Virgil resides here in this circle too normally, as do the great poets Homer, Horace, Ovid, and Lucan, who honor Dante by chatting with him about deep secret poetic things we aren't allowed to find out about. Afterwards, Dante takes in the bigger picture and Virgil points out: 1) the heroes and heroines: Hector, Aeneas, Caesar, Penthesilea, Lavinia, Lucretia, Cornelia, Saladin, etc.; 2) the philosophers: Socrates, Plato, Aristotle, Diogenes, Empedocles, Zeno, Heraclitus, etc.; and 3) other naturalists and scholars: Dioscorides, Orpheus (!), Tully, Seneca, Euclid, Ptolemy, Hippocrates, Galen, Avicenna, Averroës, etc.
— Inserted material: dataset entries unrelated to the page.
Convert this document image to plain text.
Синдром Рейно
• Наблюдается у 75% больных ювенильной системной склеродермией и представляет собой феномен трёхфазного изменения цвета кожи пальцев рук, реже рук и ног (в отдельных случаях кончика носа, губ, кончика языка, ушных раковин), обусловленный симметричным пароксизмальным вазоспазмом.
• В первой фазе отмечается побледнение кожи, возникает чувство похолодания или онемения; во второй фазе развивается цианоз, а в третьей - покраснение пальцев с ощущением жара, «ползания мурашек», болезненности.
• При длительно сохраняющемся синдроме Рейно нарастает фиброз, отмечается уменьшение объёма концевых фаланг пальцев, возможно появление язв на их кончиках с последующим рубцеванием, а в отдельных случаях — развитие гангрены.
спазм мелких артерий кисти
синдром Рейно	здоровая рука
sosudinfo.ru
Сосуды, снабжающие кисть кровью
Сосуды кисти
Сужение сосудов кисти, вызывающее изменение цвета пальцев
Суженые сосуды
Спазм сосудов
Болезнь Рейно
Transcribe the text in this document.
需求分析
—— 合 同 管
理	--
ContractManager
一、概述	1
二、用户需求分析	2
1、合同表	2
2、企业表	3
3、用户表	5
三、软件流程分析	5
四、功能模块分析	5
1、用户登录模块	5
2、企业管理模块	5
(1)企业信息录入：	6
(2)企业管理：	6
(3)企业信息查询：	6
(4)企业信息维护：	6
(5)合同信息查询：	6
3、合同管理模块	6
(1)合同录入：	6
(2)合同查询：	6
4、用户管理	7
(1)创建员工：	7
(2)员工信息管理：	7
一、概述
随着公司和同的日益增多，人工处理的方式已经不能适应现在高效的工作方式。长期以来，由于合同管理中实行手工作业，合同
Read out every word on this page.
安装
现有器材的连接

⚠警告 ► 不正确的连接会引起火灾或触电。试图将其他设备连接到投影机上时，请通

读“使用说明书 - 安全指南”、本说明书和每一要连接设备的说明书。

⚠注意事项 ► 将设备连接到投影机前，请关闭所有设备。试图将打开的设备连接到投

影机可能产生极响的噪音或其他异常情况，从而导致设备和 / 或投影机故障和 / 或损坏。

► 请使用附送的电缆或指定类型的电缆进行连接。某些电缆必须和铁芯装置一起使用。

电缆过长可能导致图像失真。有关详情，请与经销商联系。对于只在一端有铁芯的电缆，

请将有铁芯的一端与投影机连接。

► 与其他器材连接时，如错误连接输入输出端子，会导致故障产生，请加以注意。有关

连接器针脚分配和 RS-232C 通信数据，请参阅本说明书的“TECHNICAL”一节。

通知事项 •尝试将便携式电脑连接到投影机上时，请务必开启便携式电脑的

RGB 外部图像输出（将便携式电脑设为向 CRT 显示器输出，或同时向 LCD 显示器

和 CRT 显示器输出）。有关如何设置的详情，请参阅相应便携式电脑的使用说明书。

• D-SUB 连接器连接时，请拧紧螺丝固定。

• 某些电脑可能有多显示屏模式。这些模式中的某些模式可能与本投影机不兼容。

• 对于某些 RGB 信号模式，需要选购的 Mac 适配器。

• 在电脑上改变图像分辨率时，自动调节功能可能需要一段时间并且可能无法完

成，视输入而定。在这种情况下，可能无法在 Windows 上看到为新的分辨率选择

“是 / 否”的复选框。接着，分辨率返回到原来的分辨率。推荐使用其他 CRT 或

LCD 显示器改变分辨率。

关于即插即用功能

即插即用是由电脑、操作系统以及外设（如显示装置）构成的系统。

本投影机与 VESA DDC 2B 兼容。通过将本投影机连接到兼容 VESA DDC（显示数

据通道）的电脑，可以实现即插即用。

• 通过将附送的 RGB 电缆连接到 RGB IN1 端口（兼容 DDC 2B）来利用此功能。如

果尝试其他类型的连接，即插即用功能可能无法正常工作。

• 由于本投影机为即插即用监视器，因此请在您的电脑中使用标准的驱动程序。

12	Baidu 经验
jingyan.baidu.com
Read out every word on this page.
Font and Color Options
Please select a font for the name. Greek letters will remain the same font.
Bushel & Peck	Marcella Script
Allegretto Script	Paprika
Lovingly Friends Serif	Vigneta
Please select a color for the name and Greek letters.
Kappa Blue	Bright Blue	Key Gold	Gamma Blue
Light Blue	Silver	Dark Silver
Virgil and Dante descend towards the second circle before which a grotesque Minos stands. Dante depicts the legendary king Minos as a monster who coils his tail around newcomers and spins them off like battling tops; they land where they belong in the lower circles.Circle Two -- The Carnal
The first circle of actual punishment involves the souls being blown about in a whirlwind or storm, representing their having been swept away by lust in life. We see Semiramis, Dido, and Cleopatra, which suggests something nasty about women in politics; Helen, Achilles, Paris, and Tristan; and Paolo and Francesca, the last of whom tells a subtly modified version of her story. In "stilnovistic" style, she speaks dramatically and seductively about "Love ... Love ... Love" and claims that she and her brother-in-law were turned on by an old romance book: she blames the story of Lancelot. Although supposedly she took the initiative, she claims that Paolo kissed her, and "That day we read no further" (V.138). They were murdered by her husband in the 1280s. Now she's stuck forever with this guy in a hell-storm. Although she refers to Paolo epideictically, never by name, and so sounds exasperated with "this one," Dante doesn't seem to pick up on these subtleties. Instead, he swoons in sympathy. (At this point, Dante is easily seduced into compassion, so he is repeatedly unconscious, that is, without reason.)